The program has been a disaster. Hundreds of thousands of homes are now derelict after buyers such as Orozco concluded they were located too far from city centers and moved out. Developers, their profits assured by government guarantees, built houses faster than municipalities could connect them to water systems and power grids.
April 2, 2013
Just as the U.S. emerges from the worst of its foreclosure crisis, Mexico’s is getting worse. Home repossessions more than doubled last year to a record 43,853 from 2011, according to Infonavit, the state-backed lender responsible for about 70 percent of home loans in Mexico, as the past decade’s expansion in government-subsidized housing backfires and adds to a glut of empty homes weighing on the nation’s beleaguered builders.
Efforts to build thousands of properties on low-cost land beyond city limits has led to unpaid mortgages as workers shun commuting costs and return to urban living, according to the government. With abandoned homes mounting, Infonavit has ramped up home seizures by acting on unpaid taxes instead of delinquent loans, reducing its transaction time to about four months from more than two years, the lender said.
April 23, 2012
Mexico’s largest mortgage provider plans to offer home buyers fixed-rate loans for the first time, as the two-decade long inflationary hangover from the country’s Tequila Crisis fades.
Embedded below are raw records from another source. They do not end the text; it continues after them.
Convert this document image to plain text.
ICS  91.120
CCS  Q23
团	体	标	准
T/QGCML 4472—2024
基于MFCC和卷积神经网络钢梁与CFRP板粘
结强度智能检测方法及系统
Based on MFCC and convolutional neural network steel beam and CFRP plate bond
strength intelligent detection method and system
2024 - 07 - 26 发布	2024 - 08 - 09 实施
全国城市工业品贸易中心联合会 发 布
A legal overhaul will let Mexicans who finance their homes with state-controlled Infonavit, the company founded in 1972 to give workers access to home financing, get the 30-year mortgages for the first time as soon as June. The lender, which has made about 4.4 million loans since 2001, also plans to issue mortgage-backed securities in pesos next year to match income with obligations, the first such sales since 2004.
President Felipe Calderon’s government is taking advantage of the second-lowest inflation rate among major Latin American economies to start providing the loans as it moves to tame a housing shortage afflicting 8.9 million families. Inflation has declined to 3.73 percent from 52 percent in 1995 when the peso’s devaluation sparked capital outflows across the region.